It may be still be winter, but there are still plenty of reasons to ride. Recently I went to my mum’s for the weekend. It’s 60 flat kilometres from York to Hull, and it was a fine day, so of course I cycled it.
The same day, one of my cycling chums did similar, except he’s in Cambridge and his mum’s in Derby, 170km away. Obviously that’s not a suitable distance for a day ride. He’s an audax rider [participants attempt to ride long distances within a pre-defined time] – a keen member of Audax UK, the long-distance cycling association – so he expanded it to 200km. That way he could register it as a self-made audax, to add to his season’s day trips of 200s, 400s and 600s.
There was a difference upon our respective arrivals, too. He ate en route, little and often, to ensure the 7000 calories he burned were constantly topped up, to be greeted with a well-earned sandwich and a glass of wine. I made sure I arrived hungry. Let’s see – 2000 calories used, against a bottle of wine (600 calories), shepherd’s pie (350 calories per ladle), apple crumble with custard (500 calories). Better go steady on the pie then.

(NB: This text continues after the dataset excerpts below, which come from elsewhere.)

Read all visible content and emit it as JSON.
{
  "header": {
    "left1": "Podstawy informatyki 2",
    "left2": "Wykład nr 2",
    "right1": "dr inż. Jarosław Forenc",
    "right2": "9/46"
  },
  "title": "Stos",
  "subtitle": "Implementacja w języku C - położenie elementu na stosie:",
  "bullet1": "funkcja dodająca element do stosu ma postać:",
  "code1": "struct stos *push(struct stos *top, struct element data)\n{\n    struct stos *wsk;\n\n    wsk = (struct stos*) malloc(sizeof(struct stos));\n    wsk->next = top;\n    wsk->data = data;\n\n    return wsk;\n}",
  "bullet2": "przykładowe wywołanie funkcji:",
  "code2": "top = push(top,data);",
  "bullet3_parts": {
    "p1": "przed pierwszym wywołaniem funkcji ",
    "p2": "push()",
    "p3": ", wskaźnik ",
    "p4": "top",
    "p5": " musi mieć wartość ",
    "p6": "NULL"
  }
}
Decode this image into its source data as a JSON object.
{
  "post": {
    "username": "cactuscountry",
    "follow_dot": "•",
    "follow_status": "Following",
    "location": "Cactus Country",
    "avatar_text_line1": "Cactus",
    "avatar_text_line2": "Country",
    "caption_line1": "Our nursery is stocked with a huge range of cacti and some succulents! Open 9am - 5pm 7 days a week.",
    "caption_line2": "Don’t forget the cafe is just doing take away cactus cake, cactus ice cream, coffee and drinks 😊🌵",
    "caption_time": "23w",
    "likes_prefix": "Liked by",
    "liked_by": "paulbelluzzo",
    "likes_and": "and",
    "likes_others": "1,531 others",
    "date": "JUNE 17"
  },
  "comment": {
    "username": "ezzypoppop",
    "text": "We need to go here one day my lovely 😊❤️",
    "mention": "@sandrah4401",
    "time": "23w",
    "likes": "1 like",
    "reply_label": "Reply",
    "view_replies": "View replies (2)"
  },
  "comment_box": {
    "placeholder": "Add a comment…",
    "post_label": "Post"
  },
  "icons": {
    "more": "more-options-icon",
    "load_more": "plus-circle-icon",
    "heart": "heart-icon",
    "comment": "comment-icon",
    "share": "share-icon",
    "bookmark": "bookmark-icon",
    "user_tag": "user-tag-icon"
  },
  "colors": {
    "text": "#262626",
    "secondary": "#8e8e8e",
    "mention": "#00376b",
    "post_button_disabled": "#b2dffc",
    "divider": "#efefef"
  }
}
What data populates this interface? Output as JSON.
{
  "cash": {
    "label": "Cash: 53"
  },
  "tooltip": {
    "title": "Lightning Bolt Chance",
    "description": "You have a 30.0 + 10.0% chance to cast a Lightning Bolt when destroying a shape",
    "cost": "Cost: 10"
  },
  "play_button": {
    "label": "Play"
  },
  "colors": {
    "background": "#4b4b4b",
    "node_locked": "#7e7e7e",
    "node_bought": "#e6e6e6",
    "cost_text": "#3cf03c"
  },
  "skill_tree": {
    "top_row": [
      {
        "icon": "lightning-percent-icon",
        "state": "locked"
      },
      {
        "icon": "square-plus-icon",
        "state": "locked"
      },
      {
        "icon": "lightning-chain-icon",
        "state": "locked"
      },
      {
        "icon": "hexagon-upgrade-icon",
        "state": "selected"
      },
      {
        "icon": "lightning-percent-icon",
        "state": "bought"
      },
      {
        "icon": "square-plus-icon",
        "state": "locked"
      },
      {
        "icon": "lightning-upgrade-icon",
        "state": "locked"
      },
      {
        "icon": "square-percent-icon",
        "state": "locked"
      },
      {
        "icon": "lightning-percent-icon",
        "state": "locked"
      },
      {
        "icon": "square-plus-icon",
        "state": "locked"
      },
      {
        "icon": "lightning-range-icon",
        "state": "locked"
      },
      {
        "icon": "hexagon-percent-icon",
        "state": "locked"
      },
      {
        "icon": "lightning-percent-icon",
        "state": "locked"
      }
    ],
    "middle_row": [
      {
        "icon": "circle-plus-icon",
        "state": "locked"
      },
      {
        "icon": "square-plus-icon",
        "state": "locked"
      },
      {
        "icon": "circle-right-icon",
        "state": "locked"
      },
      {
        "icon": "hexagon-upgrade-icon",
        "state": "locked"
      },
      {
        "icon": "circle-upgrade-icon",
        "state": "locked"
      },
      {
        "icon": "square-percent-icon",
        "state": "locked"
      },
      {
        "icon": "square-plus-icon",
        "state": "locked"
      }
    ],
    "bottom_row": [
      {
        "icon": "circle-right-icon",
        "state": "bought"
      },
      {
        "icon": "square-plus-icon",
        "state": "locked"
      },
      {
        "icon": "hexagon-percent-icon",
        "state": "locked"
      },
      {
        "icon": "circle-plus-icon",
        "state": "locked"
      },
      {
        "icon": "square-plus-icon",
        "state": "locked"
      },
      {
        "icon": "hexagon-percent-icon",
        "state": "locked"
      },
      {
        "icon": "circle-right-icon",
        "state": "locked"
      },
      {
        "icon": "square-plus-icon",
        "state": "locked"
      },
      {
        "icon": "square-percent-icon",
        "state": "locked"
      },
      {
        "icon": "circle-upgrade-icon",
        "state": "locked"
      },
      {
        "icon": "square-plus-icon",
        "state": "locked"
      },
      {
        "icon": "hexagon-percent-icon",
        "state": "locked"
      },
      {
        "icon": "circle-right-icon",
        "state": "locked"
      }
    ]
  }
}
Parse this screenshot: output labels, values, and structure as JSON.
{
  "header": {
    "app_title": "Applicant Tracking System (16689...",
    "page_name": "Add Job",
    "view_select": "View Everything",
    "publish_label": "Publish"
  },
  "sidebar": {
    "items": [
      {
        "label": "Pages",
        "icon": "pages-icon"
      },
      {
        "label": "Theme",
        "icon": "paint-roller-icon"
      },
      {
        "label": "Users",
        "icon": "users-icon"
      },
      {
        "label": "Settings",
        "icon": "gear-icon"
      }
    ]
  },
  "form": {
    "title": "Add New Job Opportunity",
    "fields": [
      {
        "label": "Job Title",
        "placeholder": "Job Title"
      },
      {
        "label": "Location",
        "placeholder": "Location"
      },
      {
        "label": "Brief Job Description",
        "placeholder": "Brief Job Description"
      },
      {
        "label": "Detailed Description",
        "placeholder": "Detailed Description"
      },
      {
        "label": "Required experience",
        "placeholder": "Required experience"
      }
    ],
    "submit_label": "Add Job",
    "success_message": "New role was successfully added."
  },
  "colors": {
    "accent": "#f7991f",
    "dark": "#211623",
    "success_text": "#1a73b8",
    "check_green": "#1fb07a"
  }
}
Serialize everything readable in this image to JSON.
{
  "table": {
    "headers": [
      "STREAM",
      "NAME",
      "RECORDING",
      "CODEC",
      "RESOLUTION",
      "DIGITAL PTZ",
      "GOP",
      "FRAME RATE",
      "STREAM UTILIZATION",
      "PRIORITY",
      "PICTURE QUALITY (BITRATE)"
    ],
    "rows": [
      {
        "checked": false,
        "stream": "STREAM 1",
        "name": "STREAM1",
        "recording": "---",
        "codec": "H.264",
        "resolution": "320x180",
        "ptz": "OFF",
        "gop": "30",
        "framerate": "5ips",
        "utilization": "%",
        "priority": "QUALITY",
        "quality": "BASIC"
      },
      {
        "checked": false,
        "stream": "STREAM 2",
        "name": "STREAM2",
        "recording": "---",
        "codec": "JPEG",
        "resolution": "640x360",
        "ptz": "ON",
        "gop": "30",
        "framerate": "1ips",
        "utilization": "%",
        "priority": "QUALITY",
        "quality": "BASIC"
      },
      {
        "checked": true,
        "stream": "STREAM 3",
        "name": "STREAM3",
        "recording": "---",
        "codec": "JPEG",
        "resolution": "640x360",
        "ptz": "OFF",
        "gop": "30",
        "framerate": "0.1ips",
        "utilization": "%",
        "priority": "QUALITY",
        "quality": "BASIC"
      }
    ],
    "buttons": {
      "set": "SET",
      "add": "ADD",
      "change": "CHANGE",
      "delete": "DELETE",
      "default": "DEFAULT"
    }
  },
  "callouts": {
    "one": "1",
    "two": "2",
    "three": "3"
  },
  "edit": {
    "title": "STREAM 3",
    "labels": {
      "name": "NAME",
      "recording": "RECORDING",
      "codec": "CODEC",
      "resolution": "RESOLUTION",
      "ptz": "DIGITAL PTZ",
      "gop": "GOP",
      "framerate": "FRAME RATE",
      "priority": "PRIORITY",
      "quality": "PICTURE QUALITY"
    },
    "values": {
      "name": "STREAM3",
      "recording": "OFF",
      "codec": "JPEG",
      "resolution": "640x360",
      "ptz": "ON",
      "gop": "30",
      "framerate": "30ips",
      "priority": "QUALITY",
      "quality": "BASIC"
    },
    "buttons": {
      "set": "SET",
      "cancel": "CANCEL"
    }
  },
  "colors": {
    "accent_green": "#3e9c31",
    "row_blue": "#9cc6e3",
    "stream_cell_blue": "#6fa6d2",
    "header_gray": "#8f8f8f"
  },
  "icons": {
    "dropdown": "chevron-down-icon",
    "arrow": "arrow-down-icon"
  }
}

I love audaxers’ sheer enthusiasm for cycling. Many times I’ve sat with audaxers who tell me about their rides. They allow themselves several hours to finish, and it’s non-stop except for toilet breaks. Evidently these rules apply to both the rides and the recounting of them. When I see my friend we always talk cycling, naturally. We have a rule that every time he mentions ‘audax’ we take a sip of our drink. Fortunately I can stay over at his place if necessary.
We enjoy cycling together, and have had lots of excellent biking holidays. But the audax/visiting mother thing shows up our differences. He travels light and fast, with just a tiny saddlebag of snacks and small tools. I travel heavily equipped and steady, with bulging panniers. After all, you never know when you might need swimming trunks, imperial-size spanners, hardback Wisden or foldable guitar. People have toured Australia with less. Captain Cook, for instance.
My chum was taking his mum out for dinner that weekend, so he’d posted some smart clothes up ahead. I was doing similar, so I carried a few old T-shirts, fleece, jeans and trainers in my panniers. Actually, they are my smart clothes.
He did his 200km in one go, essentially, with just a couple of stops to refuel. Me, I stopped off to investigate a few side roads, dawdle on village-green benches, chat to locals, throw sticks for curious dogs, take snaps of quirky signs, measure sub-standard cycle facilities and so on.
Temperamentally, audaxing isn’t for me. The idea of doing its classic UK challenge, London-Edinburgh-London (LEL), doesn’t faze me. Except I’d take three weeks over the 1400km, not 99 non- stop hours like my mate, particularly if I dropped in on a few friends, and my mum, on the way.
We all know first-hand that a big workout makes us feel good. Thanks to evolution encouraging us to hunt animals all day, exercise causes our bodies to release endocannabinoids, natural ‘feel good chemicals’. They in turn trigger dopamine, the ‘reward chemical’ that gives us the emotional hit. Other activities can produce similar effects, such as music, love, or curry. Depending on who you’re experiencing it with, though, you may prefer the cycling.
However, recent research at the University of Michigan (Mesolimbic dopamine signals the value of work – Arif Hamid et al, we salute you) suggests things are more nuanced than hitherto thought. It seems the dopamine is released just as effectively by a combination of mild exercise and exploration. At least, it’s true for rats in mazes; but the reward of picking your way through a labyrinthine Sustrans route to find that cycle-cafe is surely similar.
In other words, you can get just as bike-high from gently trundling around interesting places as you can from doing LEL. See? My mate and I are both right. Our mums were pleased, too. They got their own emotional hit.
Need a reason to ride? Cycle to see a friend or relative this winter. Dopamine all round!